How to bring off a gentleman’s release

Dan Kheyfets
hh.ru
Published in
8 min readJul 5, 2022

Releases don’t come out exactly on time? Lots of bugs on regress? Does regress itself take several days? Lots of bugs complaints? Is the release being handled by everyone at once and product development completely halted? Can you relate? Do you feel the same way? I think a lot of people have faced this, including us.

Hey, everybody! My name is Daniel, and I’m QA lead of the mobile department at hh.ru. Today, I will share how we moved away from unstable and irregular releases to a cool and fast mobile app release process. Our releases have started to come out once a week, and the number of complaints has dropped manifold. I’ll also tell you what problems we encountered and how we solved them.

This is a text transcript of our vlog, so if you prefer to watch it rather than read it, welcome to our Youtube channel.

Houston, we have a problem

Let’s start with what problems we’ve had with releases:

  • Huge and unpredictable feature set
  • No exact release date known in advance
  • Long and completely manual regress
  • Unpredictable release date of new features
  • Interface changed too much from release to release

Between long releases, the app changed a lot, both visually and internally, which really made it hard for our users. If three months ago they had one interface and a certain feature set, then in the new release users could get a completely new application, with new features, new interface, but without any of the old and familiar things. Such a drastic change caused nothing but negativity from users.

The solution we wanted

Based on the problems we identified, we decided what we wanted to end up with. We need to make stable, regular and small releases. The more frequent the release, the less functionality goes into it, and therefore updates will be easier for the user. With releases once a week, we can drop new functionality often and in small amounts. Users will not feel like they have a new app every time we update it. Because of the small number of changes, the release itself will be as stable and tested as possible. It will be much easier for the testing team to regress such a release, and the fewer changes, the less chance of a bug hitting the production.

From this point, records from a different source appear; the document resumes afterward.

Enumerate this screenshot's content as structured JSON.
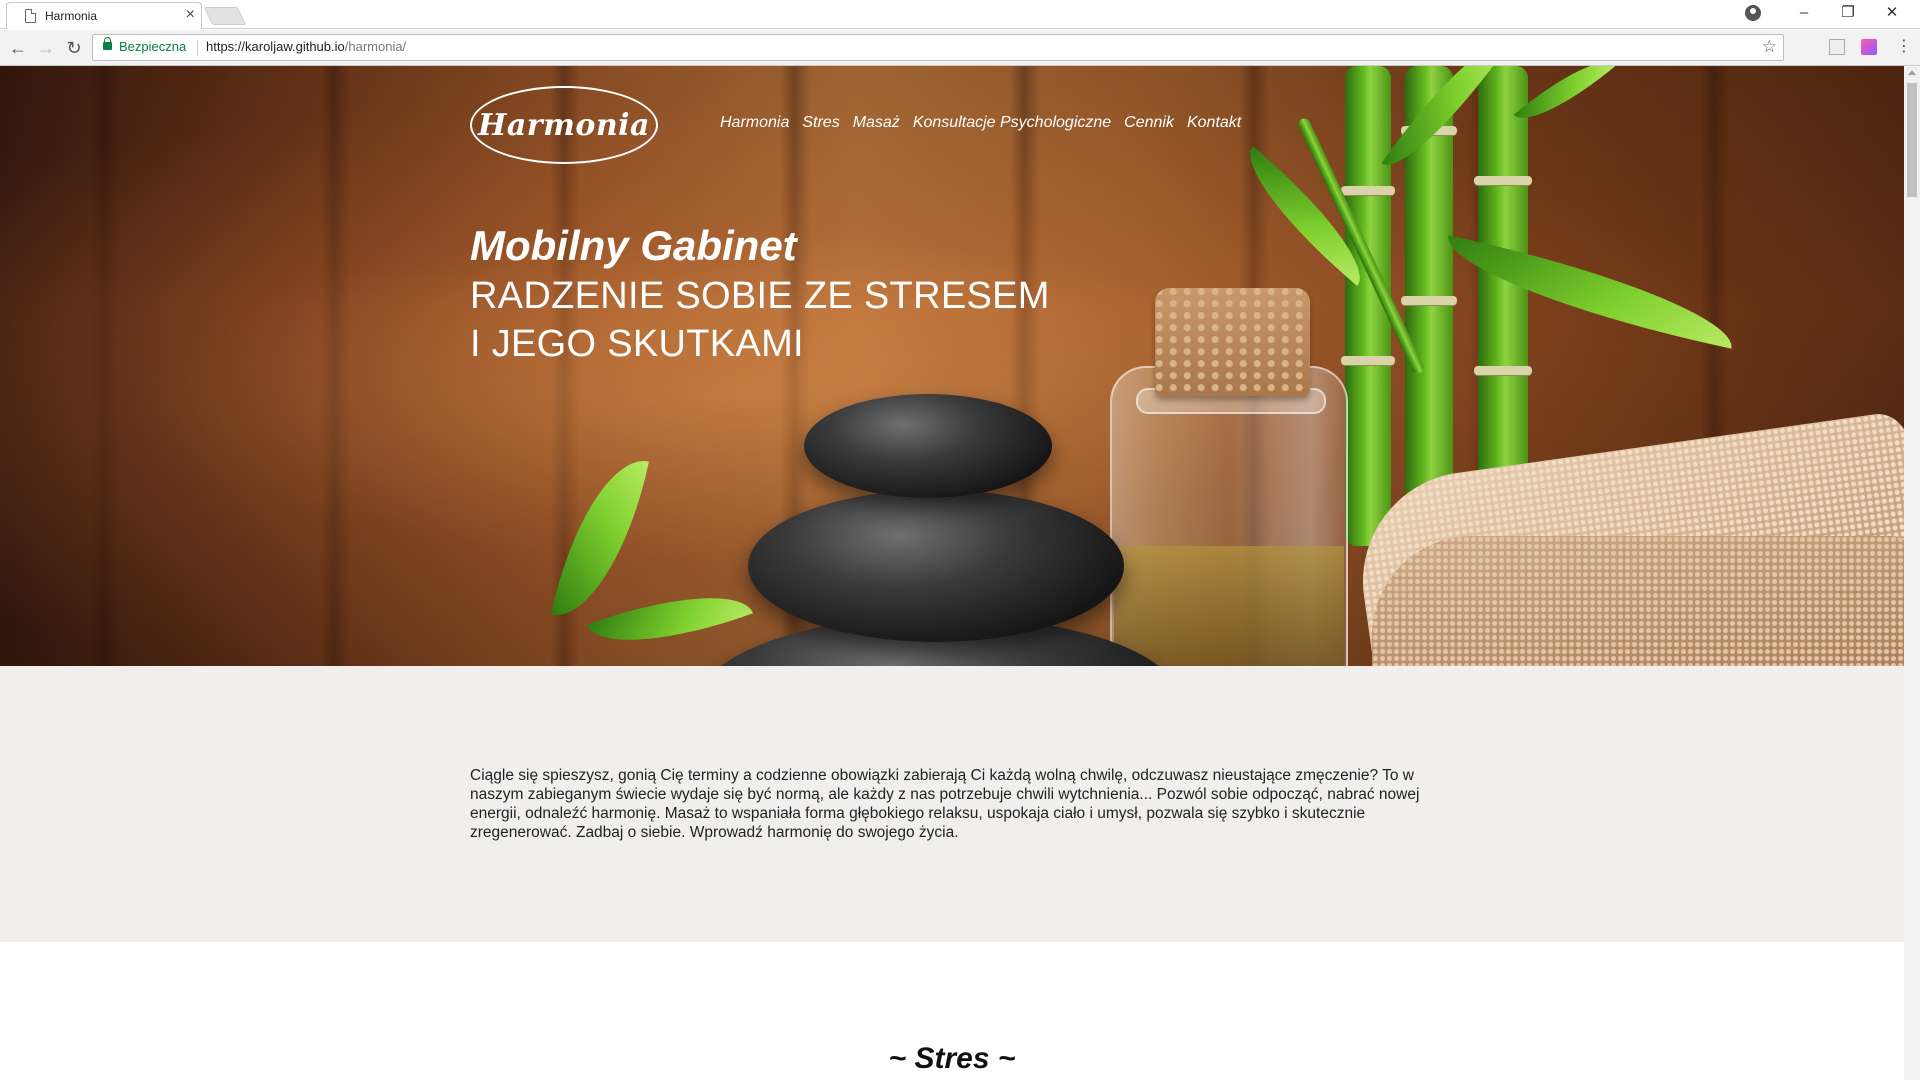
{
  "browser": {
    "tab_title": "Harmonia",
    "tab_close": "×",
    "secure_label": "Bezpieczna",
    "url_host": "https://karoljaw.github.io",
    "url_path": "/harmonia/",
    "window_controls": {
      "minimize": "–",
      "restore": "❐",
      "close": "✕"
    }
  },
  "site": {
    "logo_text": "Harmonia",
    "nav": [
      "Harmonia",
      "Stres",
      "Masaż",
      "Konsultacje Psychologiczne",
      "Cennik",
      "Kontakt"
    ],
    "hero": {
      "title": "Mobilny Gabinet",
      "subtitle_line1": "RADZENIE SOBIE ZE STRESEM",
      "subtitle_line2": "I JEGO SKUTKAMI"
    },
    "intro_text": "Ciągle się spieszysz, gonią Cię terminy a codzienne obowiązki zabierają Ci każdą wolną chwilę, odczuwasz nieustające zmęczenie? To w naszym zabieganym świecie wydaje się być normą, ale każdy z nas potrzebuje chwili wytchnienia... Pozwól sobie odpocząć, nabrać nowej energii, odnaleźć harmonię. Masaż to wspaniała forma głębokiego relaksu, uspokaja ciało i umysł, pozwala się szybko i skutecznie zregenerować. Zadbaj o siebie. Wprowadź harmonię do swojego życia.",
    "section_heading": "~ Stres ~"
  },
  "colors": {
    "secure_green": "#0b8043",
    "intro_background": "#f0efed"
  }
}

It will also give us a fast time-to-market and allow us to schedule the delivery of this or that functionality to users.

Prerequisites

Three years ago, we had 2 small platform teams: iOS and Android + a few QA, but also we were planning to expand the number of developers and testers. If we had not begun to solve the problems listed above, things could have gotten much worse. As long as there are few of you, and you are all around, you can just ask each other what is going on with the release now, what its status is, and what got into it. But if a number of teams is growing, and they get distributed, life with chaos in releases gets much more troublesome.

Time to solve problems

The problems are clear, the goals are set, and now it’s possible to try to solve them.

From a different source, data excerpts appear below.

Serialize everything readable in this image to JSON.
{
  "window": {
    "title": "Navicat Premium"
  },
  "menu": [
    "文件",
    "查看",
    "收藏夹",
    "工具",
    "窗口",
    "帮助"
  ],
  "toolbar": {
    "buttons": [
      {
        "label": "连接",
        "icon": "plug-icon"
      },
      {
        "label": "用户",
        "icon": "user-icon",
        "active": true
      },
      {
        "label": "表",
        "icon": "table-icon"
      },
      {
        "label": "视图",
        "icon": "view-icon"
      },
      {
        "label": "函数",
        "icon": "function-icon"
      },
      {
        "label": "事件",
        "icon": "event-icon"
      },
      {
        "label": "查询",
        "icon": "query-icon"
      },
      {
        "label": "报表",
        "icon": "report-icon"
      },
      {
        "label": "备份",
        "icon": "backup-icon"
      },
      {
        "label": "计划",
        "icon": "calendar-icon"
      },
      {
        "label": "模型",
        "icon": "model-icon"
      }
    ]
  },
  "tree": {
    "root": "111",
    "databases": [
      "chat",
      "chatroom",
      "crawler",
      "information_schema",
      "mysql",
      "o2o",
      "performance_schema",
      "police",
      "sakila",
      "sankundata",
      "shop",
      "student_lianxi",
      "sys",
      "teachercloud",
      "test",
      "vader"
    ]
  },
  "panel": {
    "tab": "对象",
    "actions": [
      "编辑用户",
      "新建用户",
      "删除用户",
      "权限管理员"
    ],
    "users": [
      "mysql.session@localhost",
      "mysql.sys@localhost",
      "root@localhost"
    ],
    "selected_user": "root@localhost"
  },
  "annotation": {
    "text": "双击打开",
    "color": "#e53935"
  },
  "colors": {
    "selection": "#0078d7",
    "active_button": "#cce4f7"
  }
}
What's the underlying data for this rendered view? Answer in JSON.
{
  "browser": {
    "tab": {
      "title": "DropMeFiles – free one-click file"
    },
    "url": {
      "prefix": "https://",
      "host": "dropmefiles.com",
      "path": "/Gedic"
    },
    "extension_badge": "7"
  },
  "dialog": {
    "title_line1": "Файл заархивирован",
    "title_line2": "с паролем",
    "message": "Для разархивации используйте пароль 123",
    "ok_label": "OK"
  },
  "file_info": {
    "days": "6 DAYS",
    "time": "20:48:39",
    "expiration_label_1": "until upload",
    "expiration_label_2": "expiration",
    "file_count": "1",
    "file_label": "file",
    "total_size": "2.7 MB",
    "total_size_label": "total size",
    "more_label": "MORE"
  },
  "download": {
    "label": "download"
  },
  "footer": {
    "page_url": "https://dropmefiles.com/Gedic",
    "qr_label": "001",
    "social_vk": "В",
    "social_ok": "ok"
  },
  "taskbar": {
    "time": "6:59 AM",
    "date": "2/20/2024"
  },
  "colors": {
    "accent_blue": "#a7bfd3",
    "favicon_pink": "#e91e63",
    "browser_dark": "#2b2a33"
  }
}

To begin with, we identified the main technical problem in development processes — unstable develop branch. In our understanding, “unstable” means that there is untested or even non-working functionality, and the appearance of new functionality can spoil the existing one.

Duty

The first thing we decided to do was just fix it with processes! We will allocate people who will be responsible for the develop stability. They will fix bugs, crashes from the production, create a release and make sure nothing crashes. So we had a duty: for a week or two allocated a few developers and a tester, who only engaged in plugging holes in our endless haze of bugs and crashes. And it seemed like an OK idea, but not really. This approach turned the team off from product development almost completely, the focus on current tasks was lost, and employees were demotivated, as all work was concentrated on fixing other people’s bugs.

Github-flow

Then we decided to figure out why we were always getting something unfinished or broken in the develop branch. We figured it out. We worked on so-called “trunk-based development,” but in our case it was dirty trunk-based. We never tested anything that got into development, but rather tested some intermediate variant, for example when a feature is completely made or when several bugs are fixed.

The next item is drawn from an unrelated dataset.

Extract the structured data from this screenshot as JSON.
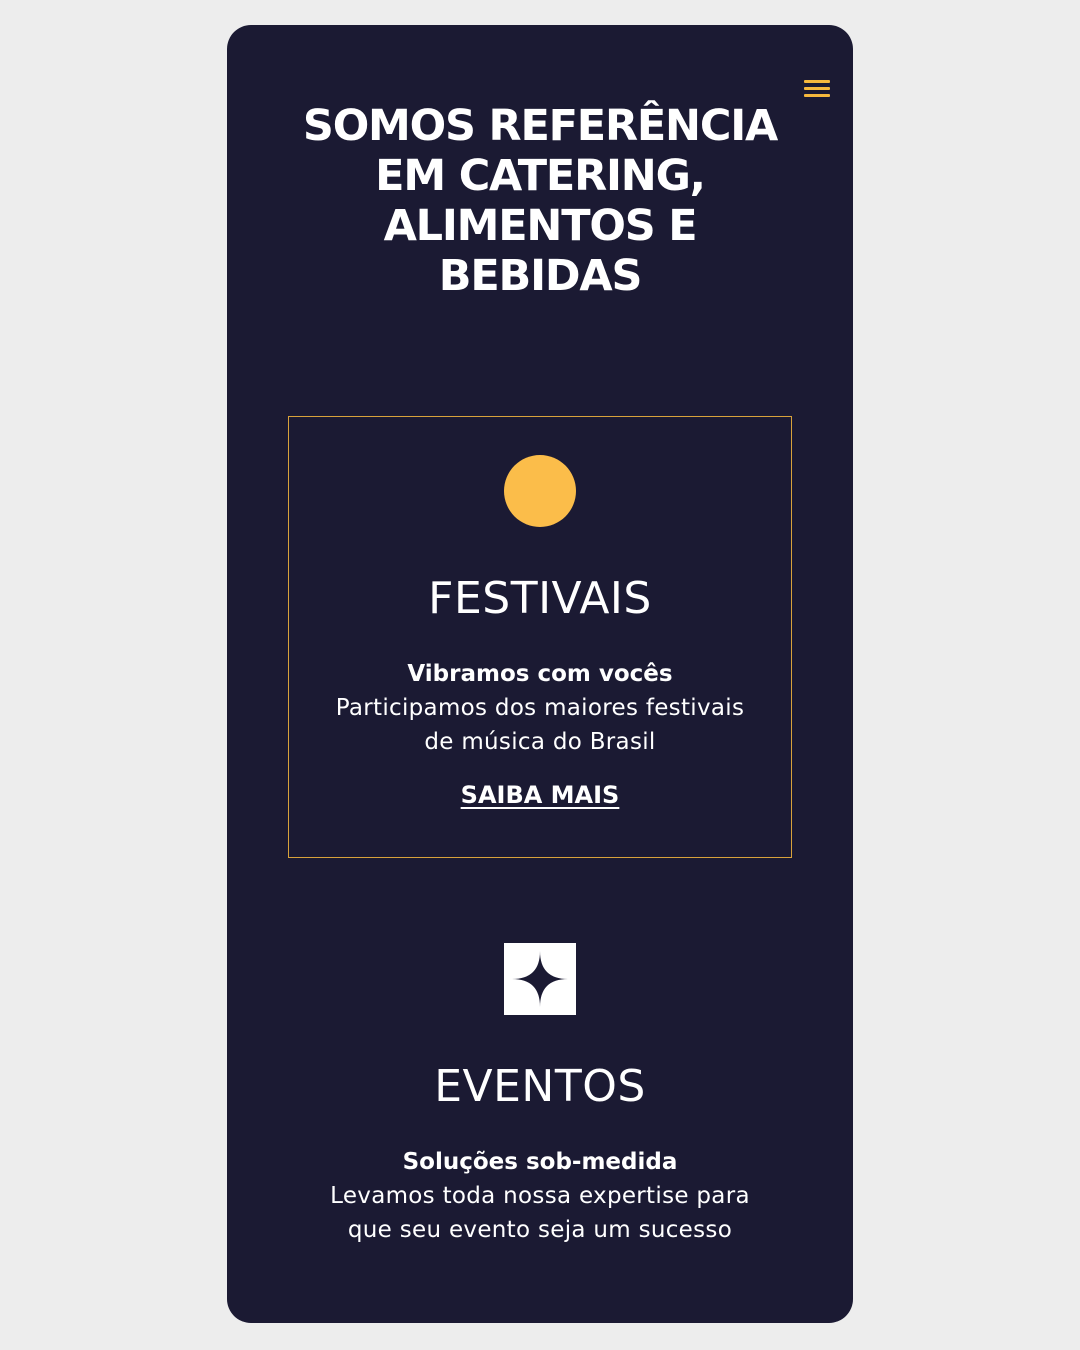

We didn’t like this approach, so we decided to change the workflow. We switched to github-flow: we decided that each new feature will be done in its own branch. That means that all small problems, into which the feature is decomposed, will merge into this branch. When all the features are done, a tester will take this branch, build the application and test it. And if all goes well, then you can merge the whole thing into the develop. So we got rid of the situation when in develop branch we have something untested or unfinished.

Of course, this approach has its downsides. While development is performed in a separate branch, new functionality can appear in the develop, and the developer periodically synchronizes his branch with the develop branch. Because of this it turns out that the tester has to recheck some functionality, if something affecting it comes from the development. But we’ve put up with it, and to be honest, we don’t struggle with it much.

This approach certainly helped us a lot in stabilizing the development, but it also put a lot of stress on the testers. The whole process was locked in on the tester: until they test and approve the merge of a new feature into the develop branch, nothing could be merged. And in addition to testing the feature itself, we had to make sure that nothing had fallen apart from what had already been done. We realized it was time to save our QAs.

Autotests

Perhaps the easiest way to save the tester from the routine of endless regression checks is autotests. No problem, let’s start writing them.

Thoughts Out Loud

I would like to make a small digression here: you may get the impression that all these process changes and the introduction of autotests took place instantly, quickly and painlessly. Of course not. The transition to github-flow was a long process that was constantly improving, the scope of duty responsibilities is constantly being reviewed and changed. And writing autotests in general is a big, complex and long task. Everything was gradual and steady.

We started exploring approaches and frameworks for writing tests. We decided on XCUITests for iOS, and Kaspresso for Android. To learn more about how to choose a framework for autotests we told in our series of videos on questions about automation.

Along with writing autotests, we immediately started integrating them into our CI. We use build-server Bamboo, which is a tool from Atlassian stack. We use marathon utility to run android tests in parallel, and native solutions from xcode for iOS.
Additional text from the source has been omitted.